Pela cidade há imensos reservatórios de imagens, em ruas movimentadas e desertas, em carros estacionados, em pequenas praças de passagem. Livre, entretanto, para não só esperar imaginando (mas imaginar esperando) poderia também esperar por outros tempos – e atravessei o calçadão, havia por baixo da voz rouca de contas e negociações, de ofertas de compra e venda, o rumor mais humano da cidade, ainda que rebaixado, modesto, incompreensível, lasso; sugeria-me caminhos (eu prestes a imaginá-los), paradas para o café, olhares desatentos. Somos todos nós que passamos por ali e era preciso notar-nos, contemplar-nos e o tempo era de urgências. Andava e em meu irmão havia um olhar sério conformando seu rosto a um conjunto quase infinito de problemas universais, e mais belo permanecia seu olhar nesse estado de coisas, que já não era só dele, vinha de meu pai, atravessara a península ibérica com o pai de meu pai em um caminho de maldades e desencontros, e estava ali. Era testemunha delicada que também eu estava pronto, o mesmo sangue repartido em vários corpos, purificado pelas viagens e estável, imóvel só nele, no rosto claro e anguloso, no olhar de pai estranhamente repetido; e olhávamos, olhávamos e bastava para que dissesse: vamos. E fomos. No fim de uma galeria sentamos calados e despreocupados. Vi que passavas, não eras tu, era outra – tinha um andar preciso encoberto pela meia calça e marcado por uns tais sapatos que se faziam notar – e essa outra te trazias como uma sombra secreta, e não sorrias para mim, nem sorriria, estando, entretanto, lá, como que pronta para um dia sorrir. Sorri, eu, sem mover o rosto, imaginando sorrir para alguém que ausente pudesse ser encontrado antes que encerre todas minhas as tarefas. Quando apareceste e finalmente me sorriu, disperso por tanta espera custei a devolver-lhe o sorriso, mas devolvendo-lhe dei-lhe mais, sem o saber, e tudo tu merecias, “o amor é a única razão da vida”.Ainda que não fosse, imaginaria que fosse, e foste tu, e foste todo o amor.

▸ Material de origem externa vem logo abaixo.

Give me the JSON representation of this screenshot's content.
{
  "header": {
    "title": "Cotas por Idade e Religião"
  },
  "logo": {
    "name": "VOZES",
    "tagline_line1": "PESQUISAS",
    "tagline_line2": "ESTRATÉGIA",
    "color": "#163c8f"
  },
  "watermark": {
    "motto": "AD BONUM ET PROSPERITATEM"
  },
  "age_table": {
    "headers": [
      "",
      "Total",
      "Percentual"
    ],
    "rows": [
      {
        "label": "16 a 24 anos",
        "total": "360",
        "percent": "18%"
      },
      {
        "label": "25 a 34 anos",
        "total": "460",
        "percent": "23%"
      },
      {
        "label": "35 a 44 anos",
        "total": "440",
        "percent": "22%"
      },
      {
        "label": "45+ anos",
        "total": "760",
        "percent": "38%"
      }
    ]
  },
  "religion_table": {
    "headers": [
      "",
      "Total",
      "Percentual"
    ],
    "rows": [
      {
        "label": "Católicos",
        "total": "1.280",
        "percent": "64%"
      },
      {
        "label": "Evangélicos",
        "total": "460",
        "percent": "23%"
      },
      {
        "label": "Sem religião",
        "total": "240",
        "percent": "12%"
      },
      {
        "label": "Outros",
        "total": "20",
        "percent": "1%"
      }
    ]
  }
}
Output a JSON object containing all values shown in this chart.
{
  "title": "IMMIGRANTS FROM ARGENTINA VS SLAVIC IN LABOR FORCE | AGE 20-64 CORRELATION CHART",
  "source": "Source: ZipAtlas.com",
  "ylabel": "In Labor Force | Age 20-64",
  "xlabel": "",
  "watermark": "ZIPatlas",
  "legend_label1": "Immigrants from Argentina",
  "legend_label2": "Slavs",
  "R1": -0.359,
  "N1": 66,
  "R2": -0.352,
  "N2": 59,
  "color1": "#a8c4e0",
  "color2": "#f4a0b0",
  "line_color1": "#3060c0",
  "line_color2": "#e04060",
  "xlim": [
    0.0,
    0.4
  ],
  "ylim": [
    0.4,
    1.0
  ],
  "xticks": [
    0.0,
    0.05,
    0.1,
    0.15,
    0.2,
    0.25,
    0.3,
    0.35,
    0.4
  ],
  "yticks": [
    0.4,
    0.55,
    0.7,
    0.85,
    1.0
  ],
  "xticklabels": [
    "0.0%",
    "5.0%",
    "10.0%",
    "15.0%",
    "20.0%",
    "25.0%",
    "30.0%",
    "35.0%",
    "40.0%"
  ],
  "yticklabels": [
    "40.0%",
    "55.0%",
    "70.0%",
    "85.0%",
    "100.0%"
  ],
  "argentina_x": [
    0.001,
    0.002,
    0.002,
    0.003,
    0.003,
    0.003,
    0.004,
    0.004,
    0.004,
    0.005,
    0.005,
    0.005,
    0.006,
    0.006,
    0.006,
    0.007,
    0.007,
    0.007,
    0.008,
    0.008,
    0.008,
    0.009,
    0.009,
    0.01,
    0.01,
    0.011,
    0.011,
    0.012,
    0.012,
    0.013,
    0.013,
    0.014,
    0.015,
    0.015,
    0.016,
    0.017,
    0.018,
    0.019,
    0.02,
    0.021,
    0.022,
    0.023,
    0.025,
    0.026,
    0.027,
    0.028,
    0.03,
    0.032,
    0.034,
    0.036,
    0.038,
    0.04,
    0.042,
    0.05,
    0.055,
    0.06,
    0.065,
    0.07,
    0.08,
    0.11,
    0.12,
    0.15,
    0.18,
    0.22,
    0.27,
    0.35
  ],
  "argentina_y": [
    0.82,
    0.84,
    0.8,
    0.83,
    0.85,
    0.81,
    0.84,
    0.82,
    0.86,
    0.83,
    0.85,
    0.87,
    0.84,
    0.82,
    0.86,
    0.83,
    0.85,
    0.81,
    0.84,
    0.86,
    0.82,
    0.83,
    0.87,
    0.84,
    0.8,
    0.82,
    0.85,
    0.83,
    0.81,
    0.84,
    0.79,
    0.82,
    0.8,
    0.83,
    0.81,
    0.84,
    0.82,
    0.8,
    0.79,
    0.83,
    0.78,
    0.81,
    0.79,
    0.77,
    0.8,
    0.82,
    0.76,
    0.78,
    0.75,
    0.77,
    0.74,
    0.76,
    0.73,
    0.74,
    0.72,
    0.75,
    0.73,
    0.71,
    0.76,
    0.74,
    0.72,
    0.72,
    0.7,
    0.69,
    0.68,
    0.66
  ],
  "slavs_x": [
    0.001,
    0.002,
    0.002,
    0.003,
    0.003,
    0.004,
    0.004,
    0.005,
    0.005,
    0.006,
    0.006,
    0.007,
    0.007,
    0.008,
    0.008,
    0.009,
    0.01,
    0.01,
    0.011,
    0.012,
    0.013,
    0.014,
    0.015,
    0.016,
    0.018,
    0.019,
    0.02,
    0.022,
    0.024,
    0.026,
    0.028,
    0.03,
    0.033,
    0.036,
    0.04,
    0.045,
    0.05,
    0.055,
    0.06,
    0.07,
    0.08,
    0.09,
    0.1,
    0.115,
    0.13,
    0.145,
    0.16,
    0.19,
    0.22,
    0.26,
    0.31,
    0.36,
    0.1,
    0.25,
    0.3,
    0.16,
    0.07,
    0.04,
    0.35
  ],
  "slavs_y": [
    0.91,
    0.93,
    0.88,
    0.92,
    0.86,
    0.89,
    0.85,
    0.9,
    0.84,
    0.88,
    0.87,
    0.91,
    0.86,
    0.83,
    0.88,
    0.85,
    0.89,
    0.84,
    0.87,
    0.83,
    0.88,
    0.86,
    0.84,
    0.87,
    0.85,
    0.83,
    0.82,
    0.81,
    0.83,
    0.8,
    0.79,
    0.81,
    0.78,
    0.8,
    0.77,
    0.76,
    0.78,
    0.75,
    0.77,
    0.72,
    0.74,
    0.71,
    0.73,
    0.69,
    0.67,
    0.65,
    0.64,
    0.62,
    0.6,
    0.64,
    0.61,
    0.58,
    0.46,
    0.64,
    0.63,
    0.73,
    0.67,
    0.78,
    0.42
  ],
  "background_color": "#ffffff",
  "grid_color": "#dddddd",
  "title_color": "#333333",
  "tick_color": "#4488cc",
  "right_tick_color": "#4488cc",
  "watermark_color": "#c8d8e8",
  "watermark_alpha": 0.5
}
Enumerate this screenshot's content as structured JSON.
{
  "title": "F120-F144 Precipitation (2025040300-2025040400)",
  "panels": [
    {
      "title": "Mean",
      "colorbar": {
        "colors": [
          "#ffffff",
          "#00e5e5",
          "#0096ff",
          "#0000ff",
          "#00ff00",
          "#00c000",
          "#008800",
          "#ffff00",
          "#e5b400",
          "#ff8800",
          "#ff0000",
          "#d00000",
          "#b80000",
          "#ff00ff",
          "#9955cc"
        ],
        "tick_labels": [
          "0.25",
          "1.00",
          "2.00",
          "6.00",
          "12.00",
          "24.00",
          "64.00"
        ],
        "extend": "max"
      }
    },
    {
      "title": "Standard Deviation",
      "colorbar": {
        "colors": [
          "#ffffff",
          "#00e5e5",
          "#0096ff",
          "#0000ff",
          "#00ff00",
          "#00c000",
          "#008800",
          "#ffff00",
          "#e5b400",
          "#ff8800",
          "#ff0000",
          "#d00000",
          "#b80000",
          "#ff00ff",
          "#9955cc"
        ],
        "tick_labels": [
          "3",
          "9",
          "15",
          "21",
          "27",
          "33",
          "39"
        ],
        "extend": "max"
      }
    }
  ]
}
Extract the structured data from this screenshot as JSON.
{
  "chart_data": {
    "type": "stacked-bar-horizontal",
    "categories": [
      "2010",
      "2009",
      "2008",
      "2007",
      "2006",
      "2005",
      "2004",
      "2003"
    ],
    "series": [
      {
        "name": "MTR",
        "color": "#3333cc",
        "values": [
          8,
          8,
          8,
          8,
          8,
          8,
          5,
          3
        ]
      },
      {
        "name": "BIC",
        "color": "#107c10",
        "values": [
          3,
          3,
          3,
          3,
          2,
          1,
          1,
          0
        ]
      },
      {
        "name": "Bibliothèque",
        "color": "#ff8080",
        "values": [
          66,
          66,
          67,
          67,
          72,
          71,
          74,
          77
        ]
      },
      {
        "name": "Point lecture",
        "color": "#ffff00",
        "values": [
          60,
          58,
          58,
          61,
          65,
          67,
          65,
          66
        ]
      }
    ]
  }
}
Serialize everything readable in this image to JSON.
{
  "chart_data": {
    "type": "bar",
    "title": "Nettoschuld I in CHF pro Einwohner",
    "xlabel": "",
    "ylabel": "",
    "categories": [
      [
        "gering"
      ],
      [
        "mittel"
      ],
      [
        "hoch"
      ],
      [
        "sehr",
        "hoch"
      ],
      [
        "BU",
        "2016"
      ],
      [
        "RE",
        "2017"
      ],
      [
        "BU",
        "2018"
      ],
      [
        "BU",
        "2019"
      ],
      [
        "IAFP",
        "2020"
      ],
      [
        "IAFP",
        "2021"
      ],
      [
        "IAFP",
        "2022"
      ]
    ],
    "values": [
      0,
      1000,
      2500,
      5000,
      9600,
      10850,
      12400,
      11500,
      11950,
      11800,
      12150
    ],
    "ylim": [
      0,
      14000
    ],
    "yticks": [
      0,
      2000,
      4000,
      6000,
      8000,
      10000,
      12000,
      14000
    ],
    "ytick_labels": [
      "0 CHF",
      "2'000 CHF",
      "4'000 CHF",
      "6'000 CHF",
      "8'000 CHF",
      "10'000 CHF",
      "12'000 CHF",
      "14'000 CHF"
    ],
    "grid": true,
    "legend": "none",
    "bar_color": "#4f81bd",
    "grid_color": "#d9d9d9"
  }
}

Entretanto, há dias que passam de outro modo. Tão pouco e pequeno. Não porque se ande apressado ou se reserve o olhar para tarefas precisas. Mas porque no turbilhão das obrigações e dos constrangimentos cotidianos só se conta com um mundo morno, repleto de verdades provisórias, suportavelmente falíveis.
Por entre os carros alguém fugia, havia uma peça de roupa marrom, um espelho de mulher e uma mulher. Encontram-se, os traços do rosto alteram-se, há suspiros e ais. Mas não há pessoas. Vejo outras formas e coisas mais imprecisas do que se imaginaria, se se imaginasse. (Eu que sempre estou a imaginar e a perder-me em imagens que não me redimem).
Apenas me conforto na mais profunda mentira de mim mesmo, apenas a contemplo com clareza e carinho, uma mentira que me fizesse outro e me fizesse finalmente voar.
Passo, presto, passarinho.

Juriti vermelha (segunda versão)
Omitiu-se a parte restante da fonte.